一方、足元では世界的なEV(電気自動車)化に向けたニュースが大量に報道されるなか、その動向が気になるところではあるが、IHS Automotiveの直近での調査結果では、EVが自動車の主流を占めるのはまだ暫く先の予想である。
会社側は、既存事業を主体に取り組んでいくが、非自動車エンジン部品分野への事業拡大や新製品の開発も進める考えだ。
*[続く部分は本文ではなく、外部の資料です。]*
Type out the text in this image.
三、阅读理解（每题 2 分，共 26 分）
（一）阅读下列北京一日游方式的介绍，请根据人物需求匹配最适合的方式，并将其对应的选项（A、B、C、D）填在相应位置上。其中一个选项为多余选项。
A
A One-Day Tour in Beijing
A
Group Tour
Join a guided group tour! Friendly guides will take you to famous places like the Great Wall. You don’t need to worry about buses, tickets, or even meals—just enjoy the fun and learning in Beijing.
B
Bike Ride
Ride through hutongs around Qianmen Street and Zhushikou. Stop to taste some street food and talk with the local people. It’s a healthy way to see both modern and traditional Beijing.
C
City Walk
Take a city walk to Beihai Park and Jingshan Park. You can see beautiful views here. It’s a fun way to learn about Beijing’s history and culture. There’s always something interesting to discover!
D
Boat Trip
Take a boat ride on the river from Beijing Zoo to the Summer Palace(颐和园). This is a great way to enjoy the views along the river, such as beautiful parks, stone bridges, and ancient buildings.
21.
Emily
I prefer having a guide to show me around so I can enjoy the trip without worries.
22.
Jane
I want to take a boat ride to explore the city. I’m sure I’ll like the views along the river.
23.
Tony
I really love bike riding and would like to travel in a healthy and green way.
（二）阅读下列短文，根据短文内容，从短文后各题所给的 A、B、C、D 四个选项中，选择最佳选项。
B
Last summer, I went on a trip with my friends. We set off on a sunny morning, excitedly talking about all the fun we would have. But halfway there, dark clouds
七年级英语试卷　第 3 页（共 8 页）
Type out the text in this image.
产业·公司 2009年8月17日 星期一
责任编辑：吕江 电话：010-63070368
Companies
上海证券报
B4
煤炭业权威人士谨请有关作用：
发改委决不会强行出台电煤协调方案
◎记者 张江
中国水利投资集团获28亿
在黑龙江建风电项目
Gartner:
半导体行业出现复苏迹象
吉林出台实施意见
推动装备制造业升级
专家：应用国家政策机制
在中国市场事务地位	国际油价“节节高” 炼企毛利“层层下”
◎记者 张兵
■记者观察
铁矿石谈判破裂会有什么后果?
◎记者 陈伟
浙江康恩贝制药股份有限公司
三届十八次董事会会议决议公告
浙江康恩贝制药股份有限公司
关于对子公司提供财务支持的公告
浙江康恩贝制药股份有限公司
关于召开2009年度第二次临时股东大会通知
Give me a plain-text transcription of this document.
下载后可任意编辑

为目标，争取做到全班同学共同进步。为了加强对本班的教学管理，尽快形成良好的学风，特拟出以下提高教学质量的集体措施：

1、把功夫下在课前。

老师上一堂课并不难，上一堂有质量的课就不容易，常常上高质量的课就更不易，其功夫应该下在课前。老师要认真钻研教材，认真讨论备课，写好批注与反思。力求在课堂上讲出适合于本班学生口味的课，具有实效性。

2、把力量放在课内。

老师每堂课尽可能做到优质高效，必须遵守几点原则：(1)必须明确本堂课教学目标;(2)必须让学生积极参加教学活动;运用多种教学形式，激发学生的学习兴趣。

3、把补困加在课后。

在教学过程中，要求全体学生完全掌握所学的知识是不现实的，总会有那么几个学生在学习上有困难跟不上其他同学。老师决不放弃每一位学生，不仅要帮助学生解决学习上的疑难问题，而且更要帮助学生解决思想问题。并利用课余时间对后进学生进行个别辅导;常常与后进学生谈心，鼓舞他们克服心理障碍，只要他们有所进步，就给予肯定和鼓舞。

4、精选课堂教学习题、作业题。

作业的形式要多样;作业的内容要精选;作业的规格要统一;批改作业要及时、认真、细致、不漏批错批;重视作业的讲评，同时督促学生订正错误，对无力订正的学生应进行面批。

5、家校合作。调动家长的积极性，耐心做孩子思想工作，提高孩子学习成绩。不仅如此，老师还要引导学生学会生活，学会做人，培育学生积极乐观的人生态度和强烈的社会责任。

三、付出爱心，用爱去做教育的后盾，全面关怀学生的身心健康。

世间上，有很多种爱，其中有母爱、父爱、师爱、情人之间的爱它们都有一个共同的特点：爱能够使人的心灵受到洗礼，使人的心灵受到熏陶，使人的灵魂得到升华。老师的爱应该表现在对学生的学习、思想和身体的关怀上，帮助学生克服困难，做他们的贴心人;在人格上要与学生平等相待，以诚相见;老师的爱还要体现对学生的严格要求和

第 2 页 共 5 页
来年5月発表予定の第七次中期経営計画の内容に注目したい。
 
 
 
<参考1:第六次中期経営計画>
 
① 第六次中期経営計画概要
2014年12月に創立80周年を迎えた同社は、「100年企業への土台作り」を進め、既存製品の拡販と新市場の開拓を目指し、2017年度を最終年度とする第六次中期経営計画に取り組んでいる。
 
 
 
最終年度となる2017年度の予想については、為替が中期経営計画設定時に比べ円高に推移したことに伴い、売上高、営業利益率共に目標値を下回る。
ただし、世界の自動車生産台数が増加基調にあることや、世界的な環境問題対応強化から低燃費、排ガス規制へのニーズが一層高まることが想定されており、国内外自動車メーカーへの拡販余地も多い。
また、合理化を追求した革新的モノづくりの進捗が図られていることから、目標達成に向け、更なる原価低減に磨きをかけている。
 
 
予想売上高を製品別にみると、ピストンリング、バルブシート共に過去最高の水準にあり、数量も大きく増加している。
特に非日系売上比率が伸長しており、目標値の11.9%を超え、12.5%にまで上昇する。
 
 
2016年度の設備投資実績は、メーカーの立上げスケジュール変更により、当初予定の69億円を下回ったが、ピストンリングの革新的生産ラインなど必要な投資は実施することができた。
2017年度は67億円を予定する。高水準とはなるが、将来のポジショニング確立のためには不可欠な投資である。

2017年度の生産能力はピストンリングにおいては国内外が均衡、バルブシートに関しては海外生産能力が全体の7割を占める予定である。
 
 
 
<参考2:コーポレートガバナンスについて>
 
 
◎コーポレートガバナンス報告書
最終更新日:2017年6月29日
 
 
同社は、外国人投資家にビジネスモデルなどをより良く理解してもらう必要があると考えており、引き続き積極的な英語での開示を進めていく考えだ。